Dans la soirée du 2 janvier 2014, des djihadistes masqués et armés surgissent dans la maison où cinq expatriés se reposent.
Mais dans la soirée du 2 janvier 2014, des djihadistes masqués et armés surgissent dans la maison où cinq expatriés (que nous anonymisons) se reposent. G. (Belgique), M.-T. (Suisse), D. (Danemark), F. (Suède) et P. (Pérou) sont menottés, masqués par un bandeau, puis emmenés à l’arrière d’un pick-up jusqu’à une ferme à plus d’une heure de route. Leurs téléphones et les ordinateurs sont confisqués. À la ferme, ils sont battus et interrogés. “On nous prenait pour des espions”, dira l’un d’eux.
De prison en prison jusqu’à la raffinerie de Raqqa
Dans la longue série des otages occidentaux, les cinq MSF sont les derniers à être enlevés. Comme les autres, ils l’ont été sur ordre de Mohammed al-Adnani. Début 2014, le numéro deux de l’État islamique (EI) vient de confier au Belgo-marocain Oussama Atar la gestion des otages. L’EI subit à ce moment-là ses premières défaites face à l’Armée syrienne libre (ASL) et se déplace vers l’Est et la ville de Raqqa, emmenant avec lui ses précieux otages dont il négocie parallèlement la libération contre une rançon.
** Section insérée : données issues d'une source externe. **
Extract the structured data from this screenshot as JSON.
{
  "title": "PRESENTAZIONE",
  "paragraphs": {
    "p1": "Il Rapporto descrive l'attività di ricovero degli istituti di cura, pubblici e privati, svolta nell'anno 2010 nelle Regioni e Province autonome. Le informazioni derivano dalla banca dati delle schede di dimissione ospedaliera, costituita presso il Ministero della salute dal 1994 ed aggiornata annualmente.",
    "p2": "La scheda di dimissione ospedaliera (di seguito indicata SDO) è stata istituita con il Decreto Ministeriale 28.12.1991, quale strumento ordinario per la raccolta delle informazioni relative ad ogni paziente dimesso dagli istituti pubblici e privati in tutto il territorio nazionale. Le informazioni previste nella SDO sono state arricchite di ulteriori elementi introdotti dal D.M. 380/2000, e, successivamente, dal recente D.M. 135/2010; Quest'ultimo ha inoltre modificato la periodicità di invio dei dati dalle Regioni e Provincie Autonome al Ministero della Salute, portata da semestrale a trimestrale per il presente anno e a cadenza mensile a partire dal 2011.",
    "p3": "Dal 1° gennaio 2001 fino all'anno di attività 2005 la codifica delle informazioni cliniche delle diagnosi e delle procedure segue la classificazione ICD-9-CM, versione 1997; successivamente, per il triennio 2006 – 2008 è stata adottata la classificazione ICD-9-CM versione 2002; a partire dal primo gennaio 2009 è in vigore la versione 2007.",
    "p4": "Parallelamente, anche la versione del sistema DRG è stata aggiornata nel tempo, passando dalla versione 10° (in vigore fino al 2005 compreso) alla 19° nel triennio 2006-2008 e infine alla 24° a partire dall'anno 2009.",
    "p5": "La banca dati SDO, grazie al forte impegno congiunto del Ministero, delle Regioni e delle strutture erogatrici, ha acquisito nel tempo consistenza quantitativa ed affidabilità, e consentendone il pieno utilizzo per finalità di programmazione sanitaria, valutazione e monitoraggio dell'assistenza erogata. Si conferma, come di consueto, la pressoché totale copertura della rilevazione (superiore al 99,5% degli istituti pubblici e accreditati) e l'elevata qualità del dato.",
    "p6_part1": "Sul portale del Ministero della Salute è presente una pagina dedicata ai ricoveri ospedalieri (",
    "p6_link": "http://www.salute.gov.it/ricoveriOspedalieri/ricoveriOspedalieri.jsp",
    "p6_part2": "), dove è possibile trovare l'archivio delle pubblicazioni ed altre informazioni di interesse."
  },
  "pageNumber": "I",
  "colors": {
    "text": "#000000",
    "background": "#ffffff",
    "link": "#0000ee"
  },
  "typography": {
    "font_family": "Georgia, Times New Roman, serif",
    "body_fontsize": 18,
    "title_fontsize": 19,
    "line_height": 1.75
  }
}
De la ferme, les MSF sont amenés à d’anciens bureaux, “The office” où ils rencontrent pour la première fois trois djihadistes britanniques, qui seront surnommés les “Beatles” et un geôlier belge qui est, selon l’enquête du Parquet national antiterroriste français (Pnat), Najim Laachraoui, le futur kamikaze de Zaventem. Ces derniers sont masqués et habillés en noir. Ils veulent faire “un Guantanamo à l’envers”. Ils imposent aux MSF de porter la tunique orange des prisonniers de la prison américaine. Ceux-ci rejoignent les otages occidentaux, dont les Américains James Foley, Steven Sotloff et Peter Kassig.
Leur dernier lieu de détention, le pire, est une raffinerie pétrolière dans le désert syrien, Al Kirshi.
Tous les otages aboutissent finalement dans une très grande maison près du fleuve Euphrate, qu’ils surnomment “The riverside”. Ils y sont captifs du 25 janvier au 12 février 2014. Les enquêteurs français et américains l’ont localisée dans la localité d’As Sahl, à 9 km à l’ouest de Raqqa. Mais leur dernier lieu de détention, le pire, est une raffinerie pétrolière dans le désert syrien, Al Kirshi, que le journaliste français Nicolas Hénin va surnommer “Tataouine”.
"Chacun devait écrire un message sur un bout de papier"
C’est là qu’à partir du 12 février, les otages vont être triés selon leur nationalité et la volonté de leur gouvernement de négocier ou non avec les terroristes. Les “Beatles” sont nerveux et violents. L’un d’eux étrangle l’otage belge jusqu’à l’évanouissement. Pire, cinq otages sont tirés de leur cellule et conduits devant une fosse où un prisonnier syrien est abattu. Au cou de chaque otage, pend une pancarte avec le montant de la rançon exigée.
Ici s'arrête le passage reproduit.